Budi terus melangkah dengan kakinya yang kini telah pincang akibat pertarungan di markas perserikatan petualang.
Malam yang mulai menelan langit tidak mengehentikan langkahnya, dengan sabar Budi terus melanjutkan perjalanan menuju lokasi berikutnya.
Tidak lama kemudian Budi sampai di tempat tujuan keduanya, lalu dengan ringan dia melemparkan kristal kecil ke sudut salah satu bangunan dan kembali berjalan lagi.
Hal ini terus Budi lakukan ke belasan tempat di seluruh bagian Ibukota. Tempat yang menjadi sasarannya adalah tempat berkumpulnya banyak orang dan lokasi-lokasi penting.
Meskipun Budi tahu bahwa hal ini mungkin akan menghancurkan bukan hanya orang-orang kuat saja, tapi pengorbanan ini harus dilakukan untuk menciptakan dunia yang lebih baik, jadi harga ini tidak seberapa.
Akhirnya, setelah seminggu, rencananya siap dilaksanakan, malam ini akan menjadi malam yang tidak terlupakan.
Sedangkan itu, di tempat lain, Write sedang duduk bersama Toldo di sebuah bar yang ramai.

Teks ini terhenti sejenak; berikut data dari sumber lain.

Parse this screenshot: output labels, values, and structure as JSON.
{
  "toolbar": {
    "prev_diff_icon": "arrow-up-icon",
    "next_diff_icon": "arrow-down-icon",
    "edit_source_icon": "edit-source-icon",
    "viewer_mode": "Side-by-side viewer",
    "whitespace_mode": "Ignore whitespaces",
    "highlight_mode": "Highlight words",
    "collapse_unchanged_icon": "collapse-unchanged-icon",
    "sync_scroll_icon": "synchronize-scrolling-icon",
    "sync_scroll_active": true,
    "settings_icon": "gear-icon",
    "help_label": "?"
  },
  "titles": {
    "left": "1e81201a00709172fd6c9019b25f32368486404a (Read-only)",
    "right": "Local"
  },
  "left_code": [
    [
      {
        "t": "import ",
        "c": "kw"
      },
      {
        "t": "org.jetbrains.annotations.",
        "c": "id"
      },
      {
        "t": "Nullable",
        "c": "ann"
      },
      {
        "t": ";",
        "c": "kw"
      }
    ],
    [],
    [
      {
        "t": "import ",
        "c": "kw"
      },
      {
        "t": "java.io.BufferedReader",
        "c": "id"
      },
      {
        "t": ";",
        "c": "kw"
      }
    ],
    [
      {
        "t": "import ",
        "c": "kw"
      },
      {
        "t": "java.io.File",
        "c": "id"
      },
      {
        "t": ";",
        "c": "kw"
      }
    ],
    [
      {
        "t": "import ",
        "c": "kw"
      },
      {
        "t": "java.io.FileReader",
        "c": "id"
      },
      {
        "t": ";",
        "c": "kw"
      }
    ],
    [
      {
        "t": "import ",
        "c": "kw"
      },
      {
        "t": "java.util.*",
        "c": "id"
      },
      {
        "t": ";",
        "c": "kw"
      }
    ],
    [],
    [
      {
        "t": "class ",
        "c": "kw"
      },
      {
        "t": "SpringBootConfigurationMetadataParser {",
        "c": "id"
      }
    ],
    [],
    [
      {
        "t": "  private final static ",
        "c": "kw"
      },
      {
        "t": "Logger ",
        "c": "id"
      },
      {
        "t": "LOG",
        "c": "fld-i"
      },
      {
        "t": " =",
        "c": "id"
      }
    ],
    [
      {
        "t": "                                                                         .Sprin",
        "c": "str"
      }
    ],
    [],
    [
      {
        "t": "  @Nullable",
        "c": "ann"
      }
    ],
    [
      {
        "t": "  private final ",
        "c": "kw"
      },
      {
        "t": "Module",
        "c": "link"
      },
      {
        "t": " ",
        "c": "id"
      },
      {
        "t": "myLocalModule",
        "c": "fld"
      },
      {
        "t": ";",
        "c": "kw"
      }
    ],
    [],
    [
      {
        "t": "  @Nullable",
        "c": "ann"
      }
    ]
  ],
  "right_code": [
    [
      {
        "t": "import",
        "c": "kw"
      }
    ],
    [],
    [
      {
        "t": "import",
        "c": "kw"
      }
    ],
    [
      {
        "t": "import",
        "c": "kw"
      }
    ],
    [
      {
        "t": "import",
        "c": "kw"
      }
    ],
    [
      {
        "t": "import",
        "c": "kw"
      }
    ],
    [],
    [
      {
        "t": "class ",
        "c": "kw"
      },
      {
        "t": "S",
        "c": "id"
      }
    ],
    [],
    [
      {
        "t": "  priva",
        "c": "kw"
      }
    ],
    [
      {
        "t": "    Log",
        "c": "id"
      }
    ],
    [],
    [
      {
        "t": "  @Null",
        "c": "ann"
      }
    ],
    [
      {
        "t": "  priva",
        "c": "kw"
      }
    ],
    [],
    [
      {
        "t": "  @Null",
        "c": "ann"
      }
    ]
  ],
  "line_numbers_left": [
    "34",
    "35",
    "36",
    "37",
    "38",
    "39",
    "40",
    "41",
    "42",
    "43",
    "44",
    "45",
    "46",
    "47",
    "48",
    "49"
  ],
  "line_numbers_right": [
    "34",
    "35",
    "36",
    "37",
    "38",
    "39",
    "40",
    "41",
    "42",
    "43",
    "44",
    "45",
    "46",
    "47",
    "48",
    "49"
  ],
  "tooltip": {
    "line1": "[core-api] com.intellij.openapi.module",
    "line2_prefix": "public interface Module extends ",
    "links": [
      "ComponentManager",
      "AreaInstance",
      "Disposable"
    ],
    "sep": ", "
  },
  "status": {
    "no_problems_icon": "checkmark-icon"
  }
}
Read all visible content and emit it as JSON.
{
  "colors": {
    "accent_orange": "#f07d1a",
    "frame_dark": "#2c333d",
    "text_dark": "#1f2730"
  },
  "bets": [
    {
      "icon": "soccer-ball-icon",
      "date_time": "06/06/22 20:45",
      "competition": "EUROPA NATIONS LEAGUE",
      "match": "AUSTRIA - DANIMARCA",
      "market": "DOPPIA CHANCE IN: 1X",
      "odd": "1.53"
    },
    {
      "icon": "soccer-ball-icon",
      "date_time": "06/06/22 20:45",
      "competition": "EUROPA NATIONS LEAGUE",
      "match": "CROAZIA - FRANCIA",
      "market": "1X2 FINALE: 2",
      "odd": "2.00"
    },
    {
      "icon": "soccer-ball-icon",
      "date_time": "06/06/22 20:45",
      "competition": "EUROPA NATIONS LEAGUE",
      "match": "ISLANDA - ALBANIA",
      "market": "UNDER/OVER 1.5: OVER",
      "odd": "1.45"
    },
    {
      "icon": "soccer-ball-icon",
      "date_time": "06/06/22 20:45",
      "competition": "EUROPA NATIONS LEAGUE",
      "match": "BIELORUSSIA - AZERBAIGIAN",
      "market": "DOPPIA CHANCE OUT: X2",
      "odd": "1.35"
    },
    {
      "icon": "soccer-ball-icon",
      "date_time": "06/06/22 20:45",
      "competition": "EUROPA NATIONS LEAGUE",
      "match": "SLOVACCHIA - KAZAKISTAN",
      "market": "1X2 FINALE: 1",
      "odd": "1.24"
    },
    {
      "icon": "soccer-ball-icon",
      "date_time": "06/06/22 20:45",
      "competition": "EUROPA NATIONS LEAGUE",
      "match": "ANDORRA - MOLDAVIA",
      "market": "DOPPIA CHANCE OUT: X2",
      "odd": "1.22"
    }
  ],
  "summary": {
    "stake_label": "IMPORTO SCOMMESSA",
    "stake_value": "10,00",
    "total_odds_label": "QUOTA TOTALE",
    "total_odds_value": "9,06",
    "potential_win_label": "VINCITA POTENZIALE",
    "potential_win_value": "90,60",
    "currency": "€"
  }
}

Tawa dan teriakan orang-orang tidak pernah berhenti dan aroma anggur yang memabukkan tercium hingga ke sudut ruangan.
"Kita sudah seminggu di sini, bukankah lebih baik kita pulang saja."
Write merasa perasaan tidak nyaman di hatinya semakin kuat dan ingin bergegas pulang.
Meskipun pekerjaan petualang tidak lepas dari bepergian, tapi mereka juga menetapkan sebuah kota untuk markas.
Toldo meneguk segelas anggur lalu berkata.
"Baiklah, besok kita bicarakan lagi dengan Hans."
"Oke."
Write tidak mengeluh lagi dan mencoba melupakan kegelisahannya dengan minum anggur, tapi dia tetap tidak bisa menghilangkan perasaan tidak enak di hatinya itu.
"Oh, iya, menurutmu siapa yang akan hamil terlebih dulu, Beliam atau Selvi?" tanya Toldo dengan senyum lebar di wajahnya.
"Siapa yang peduli, biarkan mereka melakukan apa yang ingin mereka lakukan."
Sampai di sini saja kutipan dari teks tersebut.